Diary of an Allotmenteer

Back in June, after a long two year wait, I, along with three friends, became the proud custodian of an allotment. Based at St Anns Allotments in Nottingham, it is grade 2 listed, and part of the oldest and largest area of Victorian detached town gardens in the world, with the plots all still in their original 1830s layout. This give the plots a real charm and quirkiness, with many of them having their original brick buildings still in tact.

When we went to visit the site in order to choose our plot, all four of us instantly fell in love with Plot 80. It was massively overgrown, having been left unattended for a number of years, but had a ‘secret garden’ feel to it, and we could just about make out a couple of trees and a building through the brambles. So we signed up for it and a week later headed to the site for our initial recce.  Upon second viewing it was rather daunting! The weeds seemed higher, the brambles spikier, and the task much more overwhelming.

But, undeterred, we returned, tools in hand, and set about the mammoth jobs of cutting down weeds, slicing through brambles (stopping to eat copious blackberries along the way), pulling up carpet (?!), unearthing a house-worth of bricks, and discovering an entire, fully grown plum tree in the process.

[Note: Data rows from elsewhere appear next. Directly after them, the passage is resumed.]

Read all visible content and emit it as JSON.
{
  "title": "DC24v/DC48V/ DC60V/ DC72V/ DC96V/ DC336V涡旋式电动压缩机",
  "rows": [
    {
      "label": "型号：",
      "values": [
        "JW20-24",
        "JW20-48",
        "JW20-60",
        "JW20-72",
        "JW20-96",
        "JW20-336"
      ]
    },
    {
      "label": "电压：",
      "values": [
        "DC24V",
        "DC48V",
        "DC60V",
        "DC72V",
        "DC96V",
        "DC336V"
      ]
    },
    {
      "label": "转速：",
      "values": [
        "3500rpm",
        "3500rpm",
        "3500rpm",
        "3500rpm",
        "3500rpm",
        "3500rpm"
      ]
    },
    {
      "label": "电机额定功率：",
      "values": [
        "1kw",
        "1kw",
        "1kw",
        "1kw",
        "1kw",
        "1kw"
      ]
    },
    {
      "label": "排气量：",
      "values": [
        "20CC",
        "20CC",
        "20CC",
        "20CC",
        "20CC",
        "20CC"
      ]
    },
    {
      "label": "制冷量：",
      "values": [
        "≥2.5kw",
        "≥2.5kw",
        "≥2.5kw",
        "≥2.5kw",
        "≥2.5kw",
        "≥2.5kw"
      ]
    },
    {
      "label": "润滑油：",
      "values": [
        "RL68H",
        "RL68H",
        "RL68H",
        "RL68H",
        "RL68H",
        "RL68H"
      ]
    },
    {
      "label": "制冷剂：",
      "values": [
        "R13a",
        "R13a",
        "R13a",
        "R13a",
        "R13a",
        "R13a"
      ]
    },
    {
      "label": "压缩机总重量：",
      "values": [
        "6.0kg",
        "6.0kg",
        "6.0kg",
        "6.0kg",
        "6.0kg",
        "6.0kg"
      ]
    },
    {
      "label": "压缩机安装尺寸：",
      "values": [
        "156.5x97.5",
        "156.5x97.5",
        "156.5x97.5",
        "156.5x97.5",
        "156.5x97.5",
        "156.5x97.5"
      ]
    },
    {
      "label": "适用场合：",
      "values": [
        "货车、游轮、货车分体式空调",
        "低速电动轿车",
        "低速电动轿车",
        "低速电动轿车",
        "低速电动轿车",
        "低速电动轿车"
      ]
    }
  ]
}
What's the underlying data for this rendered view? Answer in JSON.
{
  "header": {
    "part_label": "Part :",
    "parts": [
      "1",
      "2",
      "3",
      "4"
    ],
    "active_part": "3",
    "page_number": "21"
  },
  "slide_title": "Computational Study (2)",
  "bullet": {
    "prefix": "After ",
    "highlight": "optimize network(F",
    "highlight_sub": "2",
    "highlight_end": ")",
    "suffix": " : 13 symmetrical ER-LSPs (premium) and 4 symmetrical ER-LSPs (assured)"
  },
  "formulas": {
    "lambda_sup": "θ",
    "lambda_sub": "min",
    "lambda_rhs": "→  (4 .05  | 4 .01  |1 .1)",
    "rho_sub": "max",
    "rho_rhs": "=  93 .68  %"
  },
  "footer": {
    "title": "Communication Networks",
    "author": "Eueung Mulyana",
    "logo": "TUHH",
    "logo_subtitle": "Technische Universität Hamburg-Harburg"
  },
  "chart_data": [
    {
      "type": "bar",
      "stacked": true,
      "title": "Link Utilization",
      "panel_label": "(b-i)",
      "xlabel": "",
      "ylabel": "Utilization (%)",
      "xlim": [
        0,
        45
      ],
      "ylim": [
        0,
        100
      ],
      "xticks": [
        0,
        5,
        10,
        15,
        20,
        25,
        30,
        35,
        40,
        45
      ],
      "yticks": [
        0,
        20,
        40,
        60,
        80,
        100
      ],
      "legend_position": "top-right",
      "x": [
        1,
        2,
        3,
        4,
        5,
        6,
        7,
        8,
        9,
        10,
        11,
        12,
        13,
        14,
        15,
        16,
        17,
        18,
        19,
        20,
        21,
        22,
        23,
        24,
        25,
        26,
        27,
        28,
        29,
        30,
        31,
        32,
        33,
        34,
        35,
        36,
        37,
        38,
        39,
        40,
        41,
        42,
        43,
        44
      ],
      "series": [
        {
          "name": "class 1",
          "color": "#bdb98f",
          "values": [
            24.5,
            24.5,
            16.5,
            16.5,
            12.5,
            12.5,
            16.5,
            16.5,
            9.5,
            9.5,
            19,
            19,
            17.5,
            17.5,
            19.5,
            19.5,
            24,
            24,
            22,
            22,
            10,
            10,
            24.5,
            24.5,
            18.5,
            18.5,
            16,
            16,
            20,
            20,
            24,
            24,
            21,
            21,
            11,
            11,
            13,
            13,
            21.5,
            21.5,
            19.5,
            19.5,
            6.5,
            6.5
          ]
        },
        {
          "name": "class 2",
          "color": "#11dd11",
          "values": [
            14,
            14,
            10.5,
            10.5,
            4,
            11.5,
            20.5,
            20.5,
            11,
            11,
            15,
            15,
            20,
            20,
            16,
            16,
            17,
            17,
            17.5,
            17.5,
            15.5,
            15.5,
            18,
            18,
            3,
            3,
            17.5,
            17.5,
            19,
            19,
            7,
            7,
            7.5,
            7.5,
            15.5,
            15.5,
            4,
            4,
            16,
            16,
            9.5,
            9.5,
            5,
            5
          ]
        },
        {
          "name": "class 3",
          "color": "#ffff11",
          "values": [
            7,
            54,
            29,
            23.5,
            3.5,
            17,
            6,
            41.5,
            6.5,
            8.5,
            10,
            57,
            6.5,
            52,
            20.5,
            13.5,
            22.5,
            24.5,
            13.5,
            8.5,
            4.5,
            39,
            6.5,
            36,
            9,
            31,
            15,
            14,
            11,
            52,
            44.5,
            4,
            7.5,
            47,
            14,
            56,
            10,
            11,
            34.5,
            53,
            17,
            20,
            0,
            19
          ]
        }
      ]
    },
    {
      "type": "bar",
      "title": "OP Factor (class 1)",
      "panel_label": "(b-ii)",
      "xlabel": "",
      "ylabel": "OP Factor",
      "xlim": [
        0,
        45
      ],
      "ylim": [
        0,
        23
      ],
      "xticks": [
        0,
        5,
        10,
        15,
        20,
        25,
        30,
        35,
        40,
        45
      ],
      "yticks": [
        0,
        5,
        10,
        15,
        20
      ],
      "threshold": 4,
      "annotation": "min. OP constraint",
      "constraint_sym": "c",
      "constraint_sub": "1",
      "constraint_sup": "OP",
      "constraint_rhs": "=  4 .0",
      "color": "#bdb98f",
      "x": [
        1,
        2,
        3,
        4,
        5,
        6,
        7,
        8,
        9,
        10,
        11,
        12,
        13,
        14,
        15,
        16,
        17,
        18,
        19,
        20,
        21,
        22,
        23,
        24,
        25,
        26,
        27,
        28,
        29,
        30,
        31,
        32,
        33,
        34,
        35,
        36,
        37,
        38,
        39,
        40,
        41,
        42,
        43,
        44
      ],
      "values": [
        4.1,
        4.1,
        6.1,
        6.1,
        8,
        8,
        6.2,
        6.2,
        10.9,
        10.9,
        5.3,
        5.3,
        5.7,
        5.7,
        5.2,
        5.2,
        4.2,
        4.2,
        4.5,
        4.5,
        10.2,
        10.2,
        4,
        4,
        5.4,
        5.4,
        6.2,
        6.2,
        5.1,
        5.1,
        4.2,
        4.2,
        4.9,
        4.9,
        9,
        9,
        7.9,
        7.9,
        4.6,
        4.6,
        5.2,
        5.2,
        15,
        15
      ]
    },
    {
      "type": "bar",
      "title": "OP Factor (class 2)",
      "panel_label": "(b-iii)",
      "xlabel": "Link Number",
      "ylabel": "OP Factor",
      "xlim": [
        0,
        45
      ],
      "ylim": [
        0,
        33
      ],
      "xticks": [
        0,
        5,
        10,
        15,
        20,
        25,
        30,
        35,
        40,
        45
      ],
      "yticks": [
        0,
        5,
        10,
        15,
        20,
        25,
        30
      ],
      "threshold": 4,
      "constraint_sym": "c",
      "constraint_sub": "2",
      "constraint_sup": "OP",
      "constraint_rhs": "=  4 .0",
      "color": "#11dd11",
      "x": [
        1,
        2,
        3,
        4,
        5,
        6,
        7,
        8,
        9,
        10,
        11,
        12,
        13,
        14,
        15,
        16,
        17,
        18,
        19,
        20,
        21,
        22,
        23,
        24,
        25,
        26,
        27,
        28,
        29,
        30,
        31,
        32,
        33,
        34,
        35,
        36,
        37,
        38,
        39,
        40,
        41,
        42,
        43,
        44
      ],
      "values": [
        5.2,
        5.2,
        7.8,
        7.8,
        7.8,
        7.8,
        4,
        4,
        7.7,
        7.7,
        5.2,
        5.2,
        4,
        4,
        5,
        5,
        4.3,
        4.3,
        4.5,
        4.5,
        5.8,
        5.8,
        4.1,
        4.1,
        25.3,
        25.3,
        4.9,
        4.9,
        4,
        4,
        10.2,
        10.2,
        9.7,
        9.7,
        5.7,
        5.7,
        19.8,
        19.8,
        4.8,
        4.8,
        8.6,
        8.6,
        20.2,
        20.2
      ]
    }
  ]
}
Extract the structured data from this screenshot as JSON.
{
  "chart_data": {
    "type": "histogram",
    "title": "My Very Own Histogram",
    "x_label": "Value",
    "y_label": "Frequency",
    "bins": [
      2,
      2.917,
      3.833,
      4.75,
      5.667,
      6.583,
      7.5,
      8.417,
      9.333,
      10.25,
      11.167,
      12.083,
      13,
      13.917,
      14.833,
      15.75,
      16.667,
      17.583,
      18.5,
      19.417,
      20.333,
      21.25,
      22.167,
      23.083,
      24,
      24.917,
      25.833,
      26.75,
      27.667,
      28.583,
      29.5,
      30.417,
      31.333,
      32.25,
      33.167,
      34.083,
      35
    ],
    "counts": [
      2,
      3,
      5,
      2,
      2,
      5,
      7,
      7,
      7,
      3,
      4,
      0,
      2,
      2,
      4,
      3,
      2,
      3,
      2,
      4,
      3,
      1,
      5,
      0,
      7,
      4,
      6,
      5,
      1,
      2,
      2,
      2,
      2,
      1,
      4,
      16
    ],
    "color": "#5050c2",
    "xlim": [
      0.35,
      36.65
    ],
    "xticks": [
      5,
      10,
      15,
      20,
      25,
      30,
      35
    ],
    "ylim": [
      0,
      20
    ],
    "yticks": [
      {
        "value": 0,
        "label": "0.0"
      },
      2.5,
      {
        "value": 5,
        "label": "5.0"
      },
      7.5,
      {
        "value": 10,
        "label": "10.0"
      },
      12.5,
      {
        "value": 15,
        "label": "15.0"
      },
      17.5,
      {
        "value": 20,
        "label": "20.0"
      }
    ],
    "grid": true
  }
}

Almost three months on we are now at the point where Plot 80 looks like an allotment, albeit a rather wild one. The next job is to start planning for the following year, and experimenting with different techniques and practices – the first thing to try is green manure. As we chart our progress through every visit, even at this early stage in our journey, it is amazing to see how far we have come, gaining a friend in a sociable robin along the way.